Un pure player est une entreprise qui exerce son activité commerciale uniquement sur Internet, sans aucun point de vente physique. Apparu avec l’essor du web au début des années 2000, ce modèle 100 % en ligne s’est imposé dans le e-commerce, mais aussi dans les médias, la banque ou la mode. Définition simple, différences avec le commerce traditionnel, types, exemples concrets, avantages, limites et chiffres clés : voici le guide complet pour tout comprendre.
Pure player : définition simple
Un pure player (de l’anglais pure play, « activité pure ») désigne une entreprise dont l’intégralité de l’activité se déroule en ligne. Contrairement à un commerce traditionnel, il ne dispose d’aucun magasin physique : son site e-commerce, son application ou sa plateforme web constituent son seul canal de vente et de relation client.
Le terme s’emploie surtout dans le commerce en ligne, mais il s’applique à tout secteur né et opéré exclusivement sur le web : presse en ligne, banque en ligne, services numériques… Le point commun de tous les pure players est qu’ils n’ont jamais eu besoin de « pignon sur rue » pour exister et se développer. À l’inverse, une entreprise qui combine magasin physique et site web est appelée click and mortar.

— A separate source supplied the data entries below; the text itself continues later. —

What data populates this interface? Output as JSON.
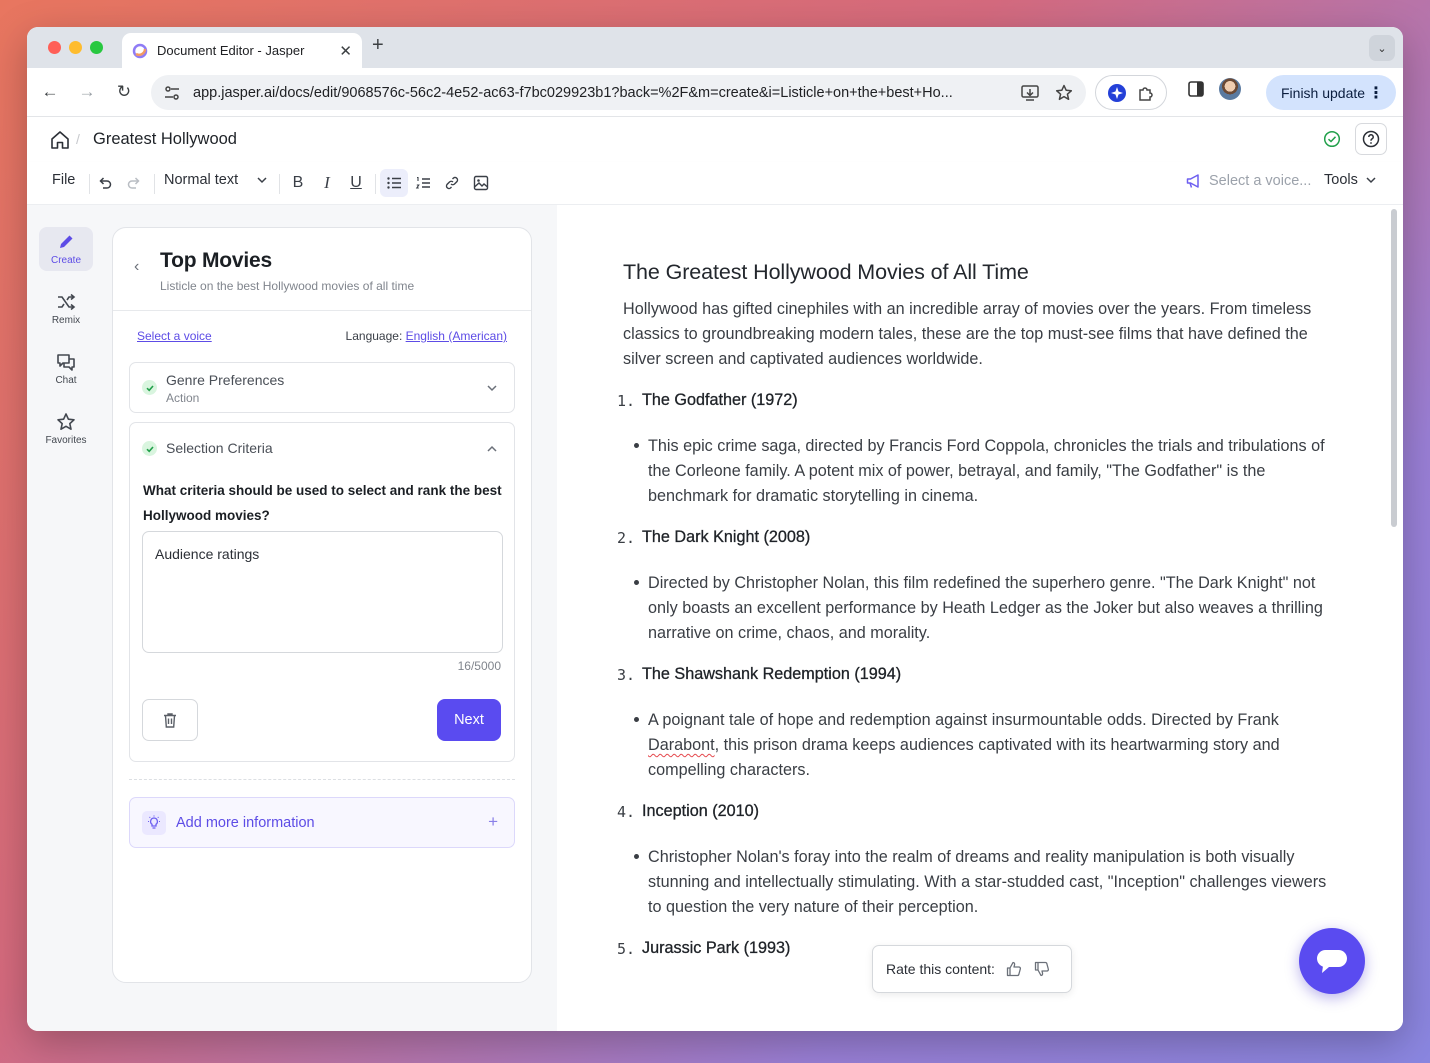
{
  "browser": {
    "tab_title": "Document Editor - Jasper",
    "url": "app.jasper.ai/docs/edit/9068576c-56c2-4e52-ac63-f7bc029923b1?back=%2F&m=create&i=Listicle+on+the+best+Ho...",
    "finish_update_label": "Finish update"
  },
  "header": {
    "doc_title": "Greatest Hollywood"
  },
  "editor_toolbar": {
    "file_label": "File",
    "text_style": "Normal text",
    "voice_placeholder": "Select a voice...",
    "tools_label": "Tools"
  },
  "rail": {
    "items": [
      {
        "label": "Create",
        "icon": "pencil-icon",
        "active": true
      },
      {
        "label": "Remix",
        "icon": "shuffle-icon"
      },
      {
        "label": "Chat",
        "icon": "chat-bubbles-icon"
      },
      {
        "label": "Favorites",
        "icon": "star-icon"
      }
    ]
  },
  "panel": {
    "title": "Top Movies",
    "subtitle": "Listicle on the best Hollywood movies of all time",
    "select_voice_link": "Select a voice",
    "language_label": "Language:",
    "language_value": "English (American)",
    "genre": {
      "title": "Genre Preferences",
      "value": "Action"
    },
    "criteria": {
      "title": "Selection Criteria",
      "question": "What criteria should be used to select and rank the best Hollywood movies?",
      "answer": "Audience ratings",
      "counter": "16/5000",
      "next_label": "Next"
    },
    "add_more_label": "Add more information"
  },
  "document": {
    "heading": "The Greatest Hollywood Movies of All Time",
    "intro": "Hollywood has gifted cinephiles with an incredible array of movies over the years. From timeless classics to groundbreaking modern tales, these are the top must-see films that have defined the silver screen and captivated audiences worldwide.",
    "items": [
      {
        "num": "1.",
        "title": "The Godfather (1972)",
        "desc": "This epic crime saga, directed by Francis Ford Coppola, chronicles the trials and tribulations of the Corleone family. A potent mix of power, betrayal, and family, \"The Godfather\" is the benchmark for dramatic storytelling in cinema."
      },
      {
        "num": "2.",
        "title": "The Dark Knight (2008)",
        "desc": "Directed by Christopher Nolan, this film redefined the superhero genre. \"The Dark Knight\" not only boasts an excellent performance by Heath Ledger as the Joker but also weaves a thrilling narrative on crime, chaos, and morality."
      },
      {
        "num": "3.",
        "title": "The Shawshank Redemption (1994)",
        "desc_pre": "A poignant tale of hope and redemption against insurmountable odds. Directed by Frank ",
        "desc_misspelled": "Darabont",
        "desc_post": ", this prison drama keeps audiences captivated with its heartwarming story and compelling characters."
      },
      {
        "num": "4.",
        "title": "Inception (2010)",
        "desc": "Christopher Nolan's foray into the realm of dreams and reality manipulation is both visually stunning and intellectually stimulating. With a star-studded cast, \"Inception\" challenges viewers to question the very nature of their perception."
      },
      {
        "num": "5.",
        "title": "Jurassic Park (1993)"
      }
    ],
    "rate_label": "Rate this content:"
  },
  "colors": {
    "accent": "#5a4bf0",
    "success": "#22a04b"
  }
}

D’où vient le terme « pure player » ?
Le terme apparaît au début des années 2000, en pleine émergence de l’économie numérique, au moment où naissent les premières entreprises présentes exclusivement sur Internet. Emprunté au vocabulaire financier anglo-saxon, l’expression pure play désignait à l’origine une société concentrée sur un seul métier ou un seul marché.
Après l’éclatement de la bulle Internet en 2001, beaucoup de pure players ont disparû, mais les plus solides ont posé les bases du e-commerce moderne. Dans le marketing digital d’aujourd’hui, le mot désigne une entreprise dont l’activité est 100 % en ligne, par opposition aux acteurs traditionnels qui ont ensuite ajouté un canal web à leurs magasins.
Pure player, brick and mortar, click and mortar : quelles différences ?
Pour bien situer le modèle pure player, il faut le comparer aux deux autres grandes familles de commerce :
| Modèle | Présence physique | Présence en ligne | Exemples |
|---|---|---|---|
| Brick and mortar | Oui, uniquement | Non (ou vitrine simple) | Commerce de quartier, artisan local |
| Click and mortar | Oui | Oui | Fnac, Darty, Decathlon |
| Pure player | Non | Oui, uniquement | Veepee, Back Market, Zalando |
Le brick and mortar (« brique et mortier ½) désigne le commerce 100 % physique. Le click and mortar combine boutique physique et vente en ligne : c’est le cas des grandes enseignes qui ont digitalisé leur réseau. Un commerçant traditionnel qui crée un site vitrine puis une boutique en ligne bascule ainsi vers le modèle click and mortar, sans cesser d’exister physiquement.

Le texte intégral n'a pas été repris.